I quasi 3 milioni di precari contati dall’Istat e i contratti a termine di poche settimane o pochi giorni non bastano. Le aziende hanno bisogno di “un fisiologico margine di discrezionalità operativa per fare fronte alle esigenze di flessibilità”. Così la bozza di Relazione tecnica del decreto Lavoro giustifica la scelta di togliere gli ultimi paletti rimasti per il ricorso al lavoro a termine, dopo che nel 2021 tutte le forze politiche hanno deciso di depotenziare il decreto Dignità. Ecco la cronistoria delle modifiche legislative degli ultimi anni.

Il precariato è progressivamente aumentato dopo la legge Biagi e esploso a valle della liberalizzazione disposta dal decreto Poletti del 2014. A metà 2018 gli occupati a termine hanno superato i 3 milioni e il governo Conte ha cercato di invertire la rotta. Il decreto Dignità ha ridotto da 36 a 24 mesi la durata massima dei rapporti di lavoro a termine e fissando un tetto del 20% alla quota di contratti precari rispetto a quelli a tempo indeterminato sottoscritti dall’azienda. Solo il primo contratto, di durata fino a 12 mesi, può essere privo di causale. Prorogarlo o rinnovarlo, oppure sottoscriverne uno più lungo, è consentito in presenza di “esigenze temporanee e oggettive estranee all’ordinaria attività”, “esigenze di sostituzione di altri lavoratori” o necessità legate a “incrementi temporanei, significativi e non programmabili, dell’attività ordinaria”.

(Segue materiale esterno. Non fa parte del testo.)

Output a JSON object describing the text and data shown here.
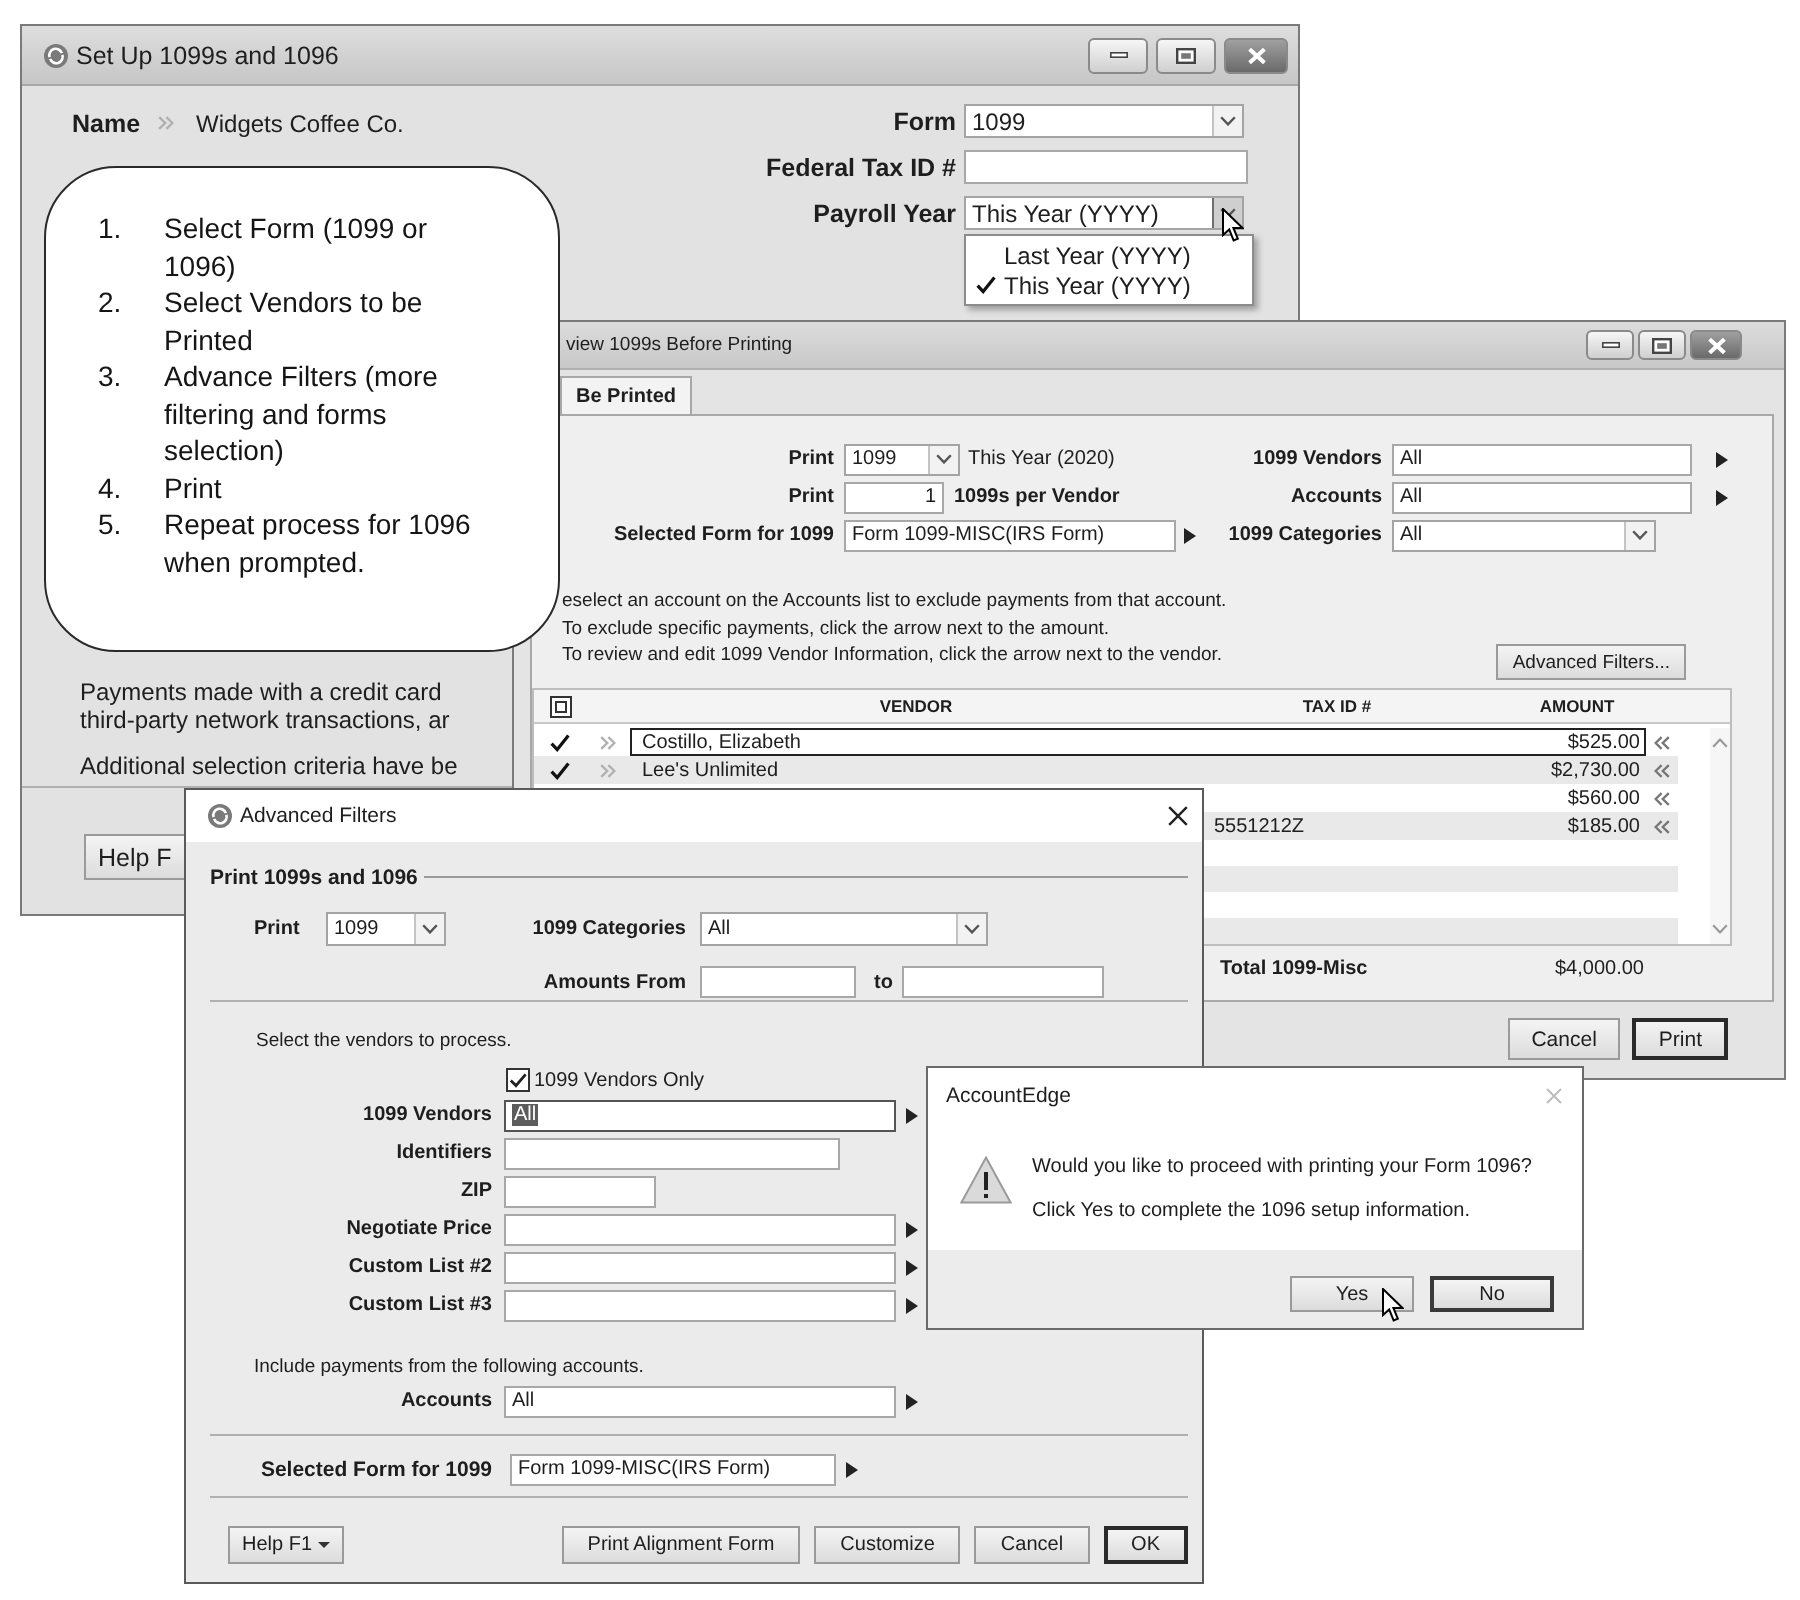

Ci sono sempre state eccezioni: dopo i 24 mesi è possibile stipulare un altro contratto di un anno presso la sede “protetta” dell’Ispettorato del lavoro, cosa che dovrebbe garantire la bontà dell’accordo. E molti contratti nazionali, aziendali e territoriali hanno previsto deroghe alla durata e al tetto del 20%. Dopo l’approvazione del decreto, le trasformazioni dei contratti a termine in tempi indeterminati sono molto aumentate. E non si è registrata l’esplosione delle cause di lavoro paventata all’epoca, tra gli altri, anche dall’allora presidente del Consiglio Nazionale dell’Ordine dei Consulenti del Lavoro Marina Calderone.

Nel 2021, a fronte della crisi causata dal Covid le causali sono state temporaneamente sospese fino alla fine dell’anno. Qualche mese dopo, via emendamento del dem Antonio Viscomi identico ad altri di Forza Italia, Lega e Fdi e con il via libera del relatore M5s Giuseppe Buompane, il decreto Sostegni bis ha trasformato le deroghe in una nuova causale, costituita da “specifiche esigenze previste dai contratti collettivi di cui all’articolo 51“, cioè i ccnl nazionali, territoriali e aziendali stipulati da associazioni sindacali comparativamente più rappresentative sul piano nazionale e contratti aziendali firmati dalle loro rappresentanze interne o dalla rsu.

Non solo: fino al 30 settembre 2022 è stato consentito di stipulare contratti a tempo determinato di durata superiore a un anno, sempre se previsto dai contratti collettivi, anche con lavoratori che la stessa azienda avesse già impiegato a termine per due anni. Aggirando così il tetto dei 24 mesi.